The Supreme Court only interprets the laws and the Constitution.

George Washington invited the first Supreme Court to issue opinions advising on laws under consideration by Congress. The court declined to do so, citing the language in the Constitution that limits its jurisdiction to "cases and controversies" and reasoning that pre-enactment advisory opinions would not involve real cases or controversies.

Since then, a law must be fully enacted before it can come to the court for constitutional review or, in other words, be a real case or controversy affecting real people.

Answer

Technically a court can only "interpret" the laws set forth by the legislature. However, some "activist" courts have taken it upon themselves to give a whole new meaning to the law, effectively enacting one that the legislature never intended.

Courts do have the power to invalidate laws if they are unconstitutional. Since this power was intended by the founders (see the Federalist Papers) that power can hardly be called "activist." Moreover, some people insist it is "activism" when the Supreme Court vindicates fundamental freedoms guaranteed in the Constitution. For example, when in 1954, the Supreme Court struck down school segregation laws for violating equal protection guaranteed in the Constitution, many people accused the court of activism because legislatures had failed to do the same.

The term "activist" is therefore a dangerous one to accept as descriptive of the court.
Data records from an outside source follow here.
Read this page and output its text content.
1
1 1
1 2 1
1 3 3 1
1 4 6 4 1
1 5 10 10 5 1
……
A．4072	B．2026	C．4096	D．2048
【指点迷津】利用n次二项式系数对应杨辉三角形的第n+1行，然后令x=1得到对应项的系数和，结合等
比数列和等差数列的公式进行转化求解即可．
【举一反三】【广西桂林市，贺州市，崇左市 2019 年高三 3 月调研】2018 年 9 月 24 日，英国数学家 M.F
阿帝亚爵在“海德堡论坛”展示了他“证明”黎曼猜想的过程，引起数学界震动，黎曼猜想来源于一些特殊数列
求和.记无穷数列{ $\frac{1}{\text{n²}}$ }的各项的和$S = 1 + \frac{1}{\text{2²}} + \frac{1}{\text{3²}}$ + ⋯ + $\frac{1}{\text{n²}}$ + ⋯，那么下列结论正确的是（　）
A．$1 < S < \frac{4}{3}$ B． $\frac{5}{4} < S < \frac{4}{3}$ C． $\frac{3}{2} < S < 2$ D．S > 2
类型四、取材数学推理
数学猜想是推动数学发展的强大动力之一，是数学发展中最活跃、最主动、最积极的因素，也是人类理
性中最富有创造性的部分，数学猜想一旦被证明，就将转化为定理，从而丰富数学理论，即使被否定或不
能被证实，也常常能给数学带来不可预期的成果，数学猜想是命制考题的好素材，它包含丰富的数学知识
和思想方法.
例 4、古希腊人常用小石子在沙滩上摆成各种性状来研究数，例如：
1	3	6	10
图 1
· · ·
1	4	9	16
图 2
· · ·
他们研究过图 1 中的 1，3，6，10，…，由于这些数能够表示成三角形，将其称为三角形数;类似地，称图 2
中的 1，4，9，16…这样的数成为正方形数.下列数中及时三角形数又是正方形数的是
In recent years, the conservative majority of the Supreme Court has reversed many long standing judicial precedents by issuing ruling that critics say have no other justifying virtue but that of applying rightwing political preference to all citizens through judicial Fiat.

The role of average citizens in this process may have been best expressed by future Supreme Court member Oliver Wendell Holmes Jr. who wrote in 1869 that judges decide cases on "the felt necessities of the times." In other words, you can expect justices coming from corporate law backgrounds to feel the necessities of the times from the perspective of corporate leaders and justices coming from civil rights backgrounds to see the felt necessities of the times from the perspective of the movement for civil rights they participated in. Justices who gained their seat by political services are likely to see felt necessities of times from the perspective of their sponsors. This is not always true, there are examples in history of exactly the opposite being true, but on today's court, examples of the justices described above can be found and used to fairly reliably predict how they will rule based on who the litigants are. Human reasoning, after all, takes place in the human context.